« ECO-Challenge | Main | Email with Sloane »
April 20, 1999
Emotions
Emotions emotions emotions! Damn it, this is hard work. I get so afraid of telling anyone what I really want or need, or how it hurts me when they treat me carelessly... so I never say a word. AND THAT'S EXACTLY WHAT LANDED ME HERE! I have to do this! All the way through. It is so hard to stand up for myself, when I've thought my whole life that I have to be perfect or else I will be left, I'll be unloved, I'll be abandoned. So, as soon as I feel the need to stand up for myself, I get petrified of the consequences... and do nothing. Oh, well... I eat.

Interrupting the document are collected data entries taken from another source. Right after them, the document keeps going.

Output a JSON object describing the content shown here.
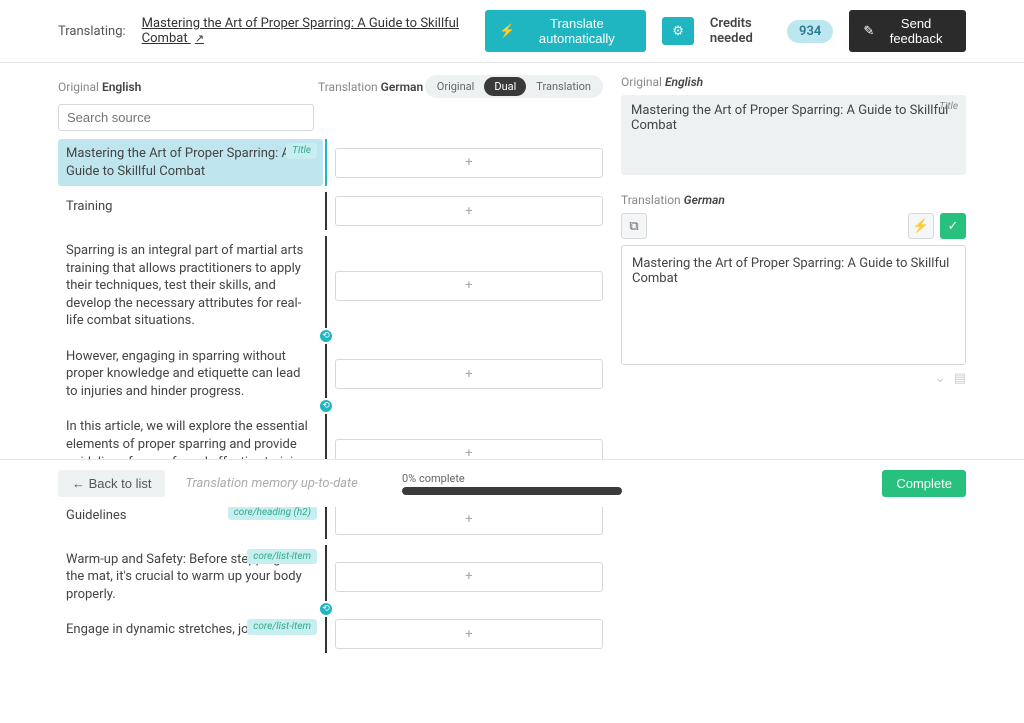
{
  "topbar": {
    "translating_label": "Translating:",
    "doc_title": "Mastering the Art of Proper Sparring: A Guide to Skillful Combat",
    "translate_auto": "Translate automatically",
    "credits_label": "Credits needed",
    "credits_value": "934",
    "feedback": "Send feedback"
  },
  "columns": {
    "original_label": "Original",
    "original_lang": "English",
    "translation_label": "Translation",
    "translation_lang": "German",
    "views": {
      "original": "Original",
      "dual": "Dual",
      "translation": "Translation"
    }
  },
  "search_placeholder": "Search source",
  "rows": [
    {
      "src": "Mastering the Art of Proper Sparring: A Guide to Skillful Combat",
      "tag": "Title",
      "selected": true,
      "link_after": false
    },
    {
      "src": "Training",
      "tag": "",
      "selected": false,
      "link_after": false
    },
    {
      "src": "Sparring is an integral part of martial arts training that allows practitioners to apply their techniques, test their skills, and develop the necessary attributes for real-life combat situations.",
      "tag": "",
      "selected": false,
      "link_after": true
    },
    {
      "src": "However, engaging in sparring without proper knowledge and etiquette can lead to injuries and hinder progress.",
      "tag": "",
      "selected": false,
      "link_after": true
    },
    {
      "src": "In this article, we will explore the essential elements of proper sparring and provide guidelines for a safe and effective training experience.",
      "tag": "",
      "selected": false,
      "link_after": false
    },
    {
      "src": "Guidelines",
      "tag": "core/heading (h2)",
      "selected": false,
      "link_after": false
    },
    {
      "src": "Warm-up and Safety: Before stepping onto the mat, it's crucial to warm up your body properly.",
      "tag": "core/list-item",
      "selected": false,
      "link_after": true
    },
    {
      "src": "Engage in dynamic stretches, joint",
      "tag": "core/list-item",
      "selected": false,
      "link_after": false
    }
  ],
  "plus_label": "+",
  "detail": {
    "original_text": "Mastering the Art of Proper Sparring: A Guide to Skillful Combat",
    "original_tag": "Title",
    "translation_text": "Mastering the Art of Proper Sparring: A Guide to Skillful Combat"
  },
  "bottom": {
    "back": "← Back to list",
    "tm_status": "Translation memory up-to-date",
    "progress": "0% complete",
    "complete": "Complete"
  }
}
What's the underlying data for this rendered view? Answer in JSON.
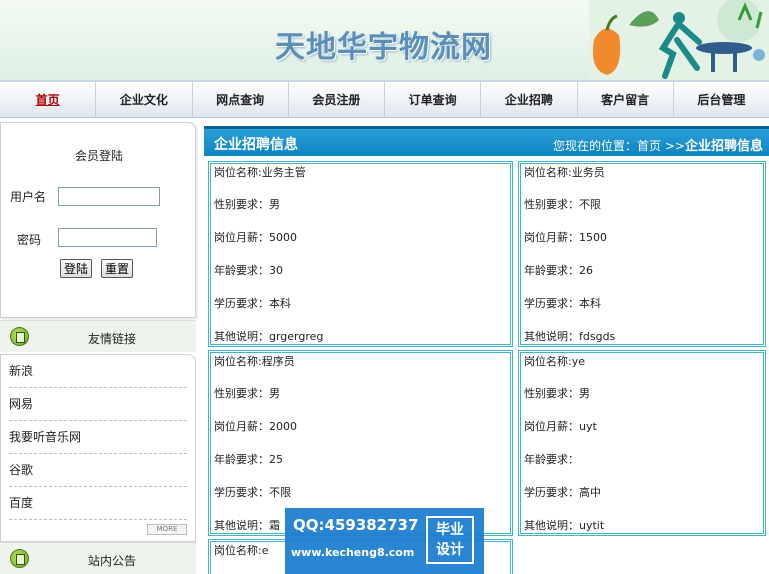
{
  "site": {
    "title": "天地华宇物流网"
  },
  "nav": [
    {
      "label": "首页",
      "active": true
    },
    {
      "label": "企业文化"
    },
    {
      "label": "网点查询"
    },
    {
      "label": "会员注册"
    },
    {
      "label": "订单查询"
    },
    {
      "label": "企业招聘"
    },
    {
      "label": "客户留言"
    },
    {
      "label": "后台管理"
    }
  ],
  "login": {
    "title": "会员登陆",
    "username_label": "用户名",
    "password_label": "密码",
    "username_value": "",
    "password_value": "",
    "login_button": "登陆",
    "reset_button": "重置"
  },
  "friend_links": {
    "title": "友情链接",
    "items": [
      "新浪",
      "网易",
      "我要听音乐网",
      "谷歌",
      "百度"
    ],
    "more_label": "MORE"
  },
  "notice": {
    "title": "站内公告"
  },
  "main": {
    "title": "企业招聘信息",
    "location_prefix": "您现在的位置：首页",
    "location_sep": ">>",
    "location_current": "企业招聘信息"
  },
  "jobs": [
    {
      "lines": [
        "岗位名称:业务主管",
        "性别要求：男",
        "岗位月薪：5000",
        "年龄要求：30",
        "学历要求：本科",
        "其他说明：grgergreg"
      ]
    },
    {
      "lines": [
        "岗位名称:业务员",
        "性别要求：不限",
        "岗位月薪：1500",
        "年龄要求：26",
        "学历要求：本科",
        "其他说明：fdsgds"
      ]
    },
    {
      "lines": [
        "岗位名称:程序员",
        "性别要求：男",
        "岗位月薪：2000",
        "年龄要求：25",
        "学历要求：不限",
        "其他说明：霜"
      ]
    },
    {
      "lines": [
        "岗位名称:ye",
        "性别要求：男",
        "岗位月薪：uyt",
        "年龄要求：",
        "学历要求：高中",
        "其他说明：uytit"
      ]
    },
    {
      "lines": [
        "岗位名称:e"
      ]
    }
  ],
  "watermark": {
    "qq": "QQ:459382737",
    "url": "www.kecheng8.com",
    "badge_line1": "毕业",
    "badge_line2": "设计"
  }
}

Right now I'm just thankful that I'm not smoking, drinking, drugging, sexing, or lying my way through the pain... eating, I can handle. And I'm keeping it in check by staying 90% on Jenny Craig and showing up at the scale every Thursday, like it or not. So, that's progress. It really is. But now I have to find the guts to take care of me, no matter what. I HAVE to stop worrying so much about what others may think of me if I do... anything. It doesn't matter. This is about me. It's time for me to begin treating myself with the respect and love I reserve for everyone else and stop expecting it from them. That's not what creates my self worth. And it's not their judgements that diminish it. It's my own.